Kenanga Research & Investment

Maxis Bhd - 9MFY19 Within Expectations

kiasutrader
Publish date: Tue, 29 Oct 2019, 09:05 AM

9MFY19 core earnings of RM1.16b (-23%) came within expectations but the interim dividend of 5.0 sen was higher than anticipated. Near-term outlook will be held back by soft prepaid and postpaid performance, but efforts to fuel its convergence strategies till 2023 could paint a more vibrant future. Maintain UP and DCF-driven TP of RM4.90 (based on a WACC: 8.8%, TG: 1.5%).

9MFY19 within. 9MFY19 core earnings of RM1.16b came in within both our and consensus expectations, accounting for 74% and 72% of respective full-year estimates. An interim dividend of 5.0 sen (YTD: 15 sen) was declared, which we deem to be above our 17.0 sen anticipated total payment for FY19.

YoY, 9MFY19 revenue was flattish at RM6.72b but total service revenue came down to RM5.82b (-3%). This came from the continual decline in both Prepaid (-7%) and Postpaid (-2%) sales. While Prepaid ARPU (3QFY19: RM41/sub, vs.. 3QFY18: RM42/sub) was stable, Postpaid ARPU was softer (3QFY19: RM90/sub, vs 3QFY18: RM95/sub). This came from the migration of Prepaid customers to more budget-friendly Postpaid plans. Normalised EBITDA declined by 7% from opex incurred post-termination of past wholesale agreements, coinciding with the lower top-line. Subsequently, 9MFY19 core earnings registered at RM1.16b (-23%) after incurring higher depreciation, interest and tax charges.

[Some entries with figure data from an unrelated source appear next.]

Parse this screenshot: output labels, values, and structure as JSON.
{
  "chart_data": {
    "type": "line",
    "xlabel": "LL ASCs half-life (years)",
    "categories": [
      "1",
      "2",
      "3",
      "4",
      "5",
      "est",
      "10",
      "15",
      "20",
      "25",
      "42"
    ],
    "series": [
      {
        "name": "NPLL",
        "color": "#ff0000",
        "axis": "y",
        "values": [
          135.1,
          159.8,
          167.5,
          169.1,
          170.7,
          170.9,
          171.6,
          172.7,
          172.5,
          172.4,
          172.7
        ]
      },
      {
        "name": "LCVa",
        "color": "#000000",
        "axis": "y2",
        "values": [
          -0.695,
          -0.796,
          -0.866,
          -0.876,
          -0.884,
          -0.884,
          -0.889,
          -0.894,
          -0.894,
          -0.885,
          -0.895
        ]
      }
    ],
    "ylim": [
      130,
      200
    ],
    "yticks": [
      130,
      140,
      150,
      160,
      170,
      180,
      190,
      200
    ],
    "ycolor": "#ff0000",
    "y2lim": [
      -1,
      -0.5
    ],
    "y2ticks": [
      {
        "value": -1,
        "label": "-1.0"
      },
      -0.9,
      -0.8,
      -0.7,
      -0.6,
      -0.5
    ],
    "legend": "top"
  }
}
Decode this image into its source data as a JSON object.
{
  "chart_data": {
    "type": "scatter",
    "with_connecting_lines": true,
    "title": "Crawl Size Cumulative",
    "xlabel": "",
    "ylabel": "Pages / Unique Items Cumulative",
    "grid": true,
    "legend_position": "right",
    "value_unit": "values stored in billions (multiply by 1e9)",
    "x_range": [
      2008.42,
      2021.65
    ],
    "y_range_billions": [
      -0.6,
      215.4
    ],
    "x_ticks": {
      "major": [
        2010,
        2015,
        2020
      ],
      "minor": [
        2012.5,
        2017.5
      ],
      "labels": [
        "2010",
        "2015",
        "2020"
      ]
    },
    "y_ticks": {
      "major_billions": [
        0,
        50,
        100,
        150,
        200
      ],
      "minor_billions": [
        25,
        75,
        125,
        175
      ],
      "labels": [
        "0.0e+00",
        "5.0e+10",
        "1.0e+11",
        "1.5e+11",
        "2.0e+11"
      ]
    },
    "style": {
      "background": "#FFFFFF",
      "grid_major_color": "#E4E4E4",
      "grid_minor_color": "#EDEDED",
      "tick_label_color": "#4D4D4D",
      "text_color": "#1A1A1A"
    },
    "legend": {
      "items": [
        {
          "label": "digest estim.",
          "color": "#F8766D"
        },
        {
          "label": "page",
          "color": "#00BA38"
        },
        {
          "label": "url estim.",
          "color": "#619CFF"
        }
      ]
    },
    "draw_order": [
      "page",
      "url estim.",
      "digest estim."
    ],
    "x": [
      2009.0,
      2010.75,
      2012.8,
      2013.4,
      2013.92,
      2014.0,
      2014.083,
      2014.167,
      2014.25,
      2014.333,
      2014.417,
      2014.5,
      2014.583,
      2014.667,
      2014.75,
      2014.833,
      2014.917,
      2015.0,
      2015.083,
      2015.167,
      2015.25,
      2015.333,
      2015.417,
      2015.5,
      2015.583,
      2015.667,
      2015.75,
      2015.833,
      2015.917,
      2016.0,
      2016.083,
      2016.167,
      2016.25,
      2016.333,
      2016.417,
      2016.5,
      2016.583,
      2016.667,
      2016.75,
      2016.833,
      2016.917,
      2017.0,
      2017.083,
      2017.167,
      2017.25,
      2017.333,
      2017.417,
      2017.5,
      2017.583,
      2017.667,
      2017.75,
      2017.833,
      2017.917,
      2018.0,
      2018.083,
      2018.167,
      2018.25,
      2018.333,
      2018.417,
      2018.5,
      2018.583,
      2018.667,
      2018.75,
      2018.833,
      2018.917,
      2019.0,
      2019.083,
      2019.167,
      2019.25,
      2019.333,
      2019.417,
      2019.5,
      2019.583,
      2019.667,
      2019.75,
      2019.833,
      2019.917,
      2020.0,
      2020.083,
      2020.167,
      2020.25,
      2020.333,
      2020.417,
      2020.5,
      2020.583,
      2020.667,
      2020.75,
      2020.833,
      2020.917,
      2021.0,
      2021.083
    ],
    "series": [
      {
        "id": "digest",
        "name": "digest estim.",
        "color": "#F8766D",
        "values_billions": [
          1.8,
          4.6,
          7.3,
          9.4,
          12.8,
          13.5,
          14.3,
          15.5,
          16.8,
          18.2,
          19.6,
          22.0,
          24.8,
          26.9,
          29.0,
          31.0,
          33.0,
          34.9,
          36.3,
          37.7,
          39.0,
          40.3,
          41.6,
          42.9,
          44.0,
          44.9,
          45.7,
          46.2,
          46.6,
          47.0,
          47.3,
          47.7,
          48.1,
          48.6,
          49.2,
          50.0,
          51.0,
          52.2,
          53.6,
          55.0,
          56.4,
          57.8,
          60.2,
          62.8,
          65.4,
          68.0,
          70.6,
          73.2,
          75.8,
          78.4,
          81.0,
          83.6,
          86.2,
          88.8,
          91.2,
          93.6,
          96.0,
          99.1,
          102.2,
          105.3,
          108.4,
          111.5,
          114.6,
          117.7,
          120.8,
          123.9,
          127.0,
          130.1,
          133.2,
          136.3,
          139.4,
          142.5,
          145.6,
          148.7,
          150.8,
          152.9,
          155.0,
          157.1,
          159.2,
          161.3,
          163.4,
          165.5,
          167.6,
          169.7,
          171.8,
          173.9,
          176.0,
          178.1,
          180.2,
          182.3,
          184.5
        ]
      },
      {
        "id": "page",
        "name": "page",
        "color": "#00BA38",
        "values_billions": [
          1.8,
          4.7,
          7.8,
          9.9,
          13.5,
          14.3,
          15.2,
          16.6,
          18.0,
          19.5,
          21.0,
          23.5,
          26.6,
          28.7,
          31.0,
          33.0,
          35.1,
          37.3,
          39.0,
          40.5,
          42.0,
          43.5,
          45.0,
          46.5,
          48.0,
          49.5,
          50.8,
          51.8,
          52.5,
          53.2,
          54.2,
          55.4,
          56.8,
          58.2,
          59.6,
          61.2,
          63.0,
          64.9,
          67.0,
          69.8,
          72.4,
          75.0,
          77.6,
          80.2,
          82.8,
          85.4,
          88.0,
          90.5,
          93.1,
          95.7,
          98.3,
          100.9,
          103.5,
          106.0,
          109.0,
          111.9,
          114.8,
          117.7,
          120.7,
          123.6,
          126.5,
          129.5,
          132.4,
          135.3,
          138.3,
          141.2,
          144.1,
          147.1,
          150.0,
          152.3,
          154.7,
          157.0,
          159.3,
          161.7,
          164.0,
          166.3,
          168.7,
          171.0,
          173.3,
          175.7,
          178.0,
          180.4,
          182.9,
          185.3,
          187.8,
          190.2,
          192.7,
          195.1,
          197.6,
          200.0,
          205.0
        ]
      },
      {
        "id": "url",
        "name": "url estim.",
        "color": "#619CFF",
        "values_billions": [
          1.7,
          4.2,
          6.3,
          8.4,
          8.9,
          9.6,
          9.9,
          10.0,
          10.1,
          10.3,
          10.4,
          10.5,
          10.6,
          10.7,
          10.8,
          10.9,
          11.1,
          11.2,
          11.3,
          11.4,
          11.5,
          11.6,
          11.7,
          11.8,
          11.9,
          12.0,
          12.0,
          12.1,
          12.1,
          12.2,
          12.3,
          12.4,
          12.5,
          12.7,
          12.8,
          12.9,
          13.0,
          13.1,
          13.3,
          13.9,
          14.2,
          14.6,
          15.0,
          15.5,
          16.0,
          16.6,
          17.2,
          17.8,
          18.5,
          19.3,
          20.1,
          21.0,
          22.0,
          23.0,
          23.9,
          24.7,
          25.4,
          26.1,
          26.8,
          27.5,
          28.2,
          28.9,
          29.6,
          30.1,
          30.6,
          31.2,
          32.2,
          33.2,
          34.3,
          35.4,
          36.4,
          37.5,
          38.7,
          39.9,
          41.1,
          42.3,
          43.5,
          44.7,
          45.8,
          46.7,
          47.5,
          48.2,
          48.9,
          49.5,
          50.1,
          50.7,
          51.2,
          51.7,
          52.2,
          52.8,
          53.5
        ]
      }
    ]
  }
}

QoQ, 3QFY19 service revenue grew slightly (+2%) from a growth in total effective subscribers, stemming from the Postpaid segment. However, 3QFY19 reported lower core net profit of RM361.0m (-8%) mainly from higher depreciation recorded during the quarter.

Laying the bricks. MAXIS works to be the pioneer in many ventures ahead of the competitors. Recall that the group struck a 5G provisioning agreement with Huawei in early October, the first of such arrangements in the country. Future-proofing its business model, the group sticks to its long-term convergence growth strategies to be the leading converged communications provider by 2023 with provision of media and entertainment content to families. Recall that the group had expanded on its fixed-line bundle offerings with Astro in Aug 2019 to develop this vision. Alongside other investments in network and enterprise offerings, MAXIS hopes to achieve its service revenue target of RM10.0b/year and productivity gains of RM1.0b. In addition to this, the group is also focused in growing its enterprise business

Post-results, our FY19E/FY20E earnings are tweaked by +1.0%/-0.2% following 3QFY19 statistic updates. However, we raise our dividend expectations to 19.0sen from 17.0sen for both FY19E/FY20E.

Maintain UNDERPERFORM and DCF-driven TP of RM4.90. Our target price (based on WACC: 8.8%, TG: 1.5%) implies a 12.0x FY20E EV/Fwd. EBITDA, which is close to the stock’s -1SD over its 3-year mean. While the group continues to keep a focused approach with its capex plans and investments, the group is sidelined in the market by fundamentally stronger peers (i.e. DIGI with stronger margins, dividend yield and ROE). Additionally, merger talks are also marshalling investors’ interests towards other players.

Risks to our call include: (i) higher-than-expected service revenue growth, (ii) lower-than-expected OPEX, and (iii) less aggressive competition.